A produção de bioeletricidade essencialmente durante a colheita da cana, antes vista como problema, na verdade é uma das grandes vantagens dessa modalidade pois a colheita ocorre entre abril e dezembro, justamente o período mais seco do ano. Isso torna a bioeletricidade vital para a saúde das hidrelétricas, que são maioria no Brasil. Ela é ofertada precisamente no auge da pressão sobre os reservatórios, contribuindo diretamente para conservar os estoques de água.

Mesmo com seu avanço represado por diversos gargalos, em 2013 a bioeletricidade poupou 7% da água nos reservatórios das regiões Sudeste e Centro-Oeste, que juntas representam 60% do consumo brasileiro. Em agosto de 2013 foi batido um recorde histórico na oferta de bioeletricidade, que chegou a 2,3 milhões de MWh, cerca de 10% da carga dessas duas importantes regiões. Estima-se que em 2013 a oferta de bioeletricidade de cana chegou aos 15 milhões de MWh, 25% acima do total de 2012 e equivalente à demanda anual de oito milhões de residências brasileiras, ou mais de 12% do consumo residencial do país.

Claramente, a situação energética que o país enfrenta neste momento estaria muito pior sem essas contribuições, que, de quebra, evitaram o lançamento de 7,5 milhões de toneladas de CO2 na atmosfera. Sem isso, as emissões do setor elétrico seriam 23% mais elevadas.

A crise enfrentada pelo setor sucroenergético merece ser lembrada neste contexto porque, em função da atual conjuntura, não existe hoje uma única nova usina de processamento de cana encomendada no Brasil. Novas usinas, ou ’greenfields’, já nascem com tecnologia de ponta e equipadas para gerar bioeletricidade para o sistema. A ausência de novas usinas é mais um fator que impede que a oferta seja expandida.

O governo tem pleno conhecimento de todos esses dados, que há anos são objeto de discussões intermináveis e propostas a perder de vista para que a bioeletricidade cresça, de acordo com seu enorme potencial. Esse conhecimento fica evidente nas estimativas da Empresa de Pesquisa Energética (EPE), mostrando que o aproveitamento da biomassa disponível nas usinas pode gerar 22 GW médios até 2022, quase cinco vezes a garantia física da usina de Belo Monte ou de duas Itaipu. Porém, o que se nota é que em anos de diálogo, aprendeu-se a calcular o potencial impressionante dessa fonte energética e não a transformá-lo em geração efetiva. O que não se pode dizer é que os obstáculos existentes sejam intransponíveis.
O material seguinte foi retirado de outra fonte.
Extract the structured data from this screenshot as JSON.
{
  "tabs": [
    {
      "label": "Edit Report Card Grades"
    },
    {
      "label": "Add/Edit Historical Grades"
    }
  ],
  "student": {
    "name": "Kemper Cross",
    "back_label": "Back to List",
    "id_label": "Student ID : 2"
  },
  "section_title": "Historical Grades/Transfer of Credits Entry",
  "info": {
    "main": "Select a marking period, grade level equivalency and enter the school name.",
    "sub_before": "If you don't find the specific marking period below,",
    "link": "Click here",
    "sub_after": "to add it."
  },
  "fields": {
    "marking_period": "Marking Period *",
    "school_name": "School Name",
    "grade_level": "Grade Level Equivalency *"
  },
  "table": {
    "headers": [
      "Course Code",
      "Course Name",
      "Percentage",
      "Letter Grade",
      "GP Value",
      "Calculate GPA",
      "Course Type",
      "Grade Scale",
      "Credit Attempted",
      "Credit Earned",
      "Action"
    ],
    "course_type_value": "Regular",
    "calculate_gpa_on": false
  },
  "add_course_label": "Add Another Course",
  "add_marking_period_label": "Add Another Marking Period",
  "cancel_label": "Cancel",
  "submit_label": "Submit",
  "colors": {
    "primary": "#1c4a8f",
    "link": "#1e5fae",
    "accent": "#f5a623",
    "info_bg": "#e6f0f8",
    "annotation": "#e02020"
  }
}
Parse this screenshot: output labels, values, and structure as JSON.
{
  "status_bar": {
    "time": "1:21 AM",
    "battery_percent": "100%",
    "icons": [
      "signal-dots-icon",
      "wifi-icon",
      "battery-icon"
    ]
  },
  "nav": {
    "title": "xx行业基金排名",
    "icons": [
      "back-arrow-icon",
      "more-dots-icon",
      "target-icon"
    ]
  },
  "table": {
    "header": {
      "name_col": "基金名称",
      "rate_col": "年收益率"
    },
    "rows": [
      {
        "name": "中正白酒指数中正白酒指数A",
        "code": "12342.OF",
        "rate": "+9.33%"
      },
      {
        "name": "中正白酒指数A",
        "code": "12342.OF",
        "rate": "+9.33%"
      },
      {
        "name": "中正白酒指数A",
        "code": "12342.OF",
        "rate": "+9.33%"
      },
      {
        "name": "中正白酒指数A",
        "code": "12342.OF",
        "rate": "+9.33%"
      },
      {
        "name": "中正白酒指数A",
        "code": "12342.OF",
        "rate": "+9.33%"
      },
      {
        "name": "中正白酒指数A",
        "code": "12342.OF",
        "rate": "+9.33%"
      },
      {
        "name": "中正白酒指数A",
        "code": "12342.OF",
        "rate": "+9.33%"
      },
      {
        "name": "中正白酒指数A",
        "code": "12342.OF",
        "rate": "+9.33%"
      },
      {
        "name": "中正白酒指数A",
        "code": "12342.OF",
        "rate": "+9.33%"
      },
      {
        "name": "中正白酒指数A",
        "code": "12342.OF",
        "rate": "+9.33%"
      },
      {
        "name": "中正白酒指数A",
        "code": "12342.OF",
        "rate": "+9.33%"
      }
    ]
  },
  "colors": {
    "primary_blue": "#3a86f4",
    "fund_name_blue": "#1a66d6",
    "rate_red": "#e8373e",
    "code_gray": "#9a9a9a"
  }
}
Em artigo para o Valor de 13/03/2014, o economista Sergio Malta afirma que "o Brasil é um formidável ponto fora da curva" em sua capacidade de responder ao desafio internacional de garantir oferta de energia elétrica, incluir bilhões de pessoas no mundo da energia estável e continuar a mitigar os impactos ambientais da geração de energia baseada em fontes fósseis e altamente poluentes. Para continuar sendo esse ponto fora da curva, o Brasil não pode mais desperdiçar fontes limpas e renováveis como o etanol e a bioeletricidade. Não podemos nos dar ao luxo do desperdício.


*Elizabeth Farina é economista e presidente da União da Indústria da Cana-de-Açúcar (Unica).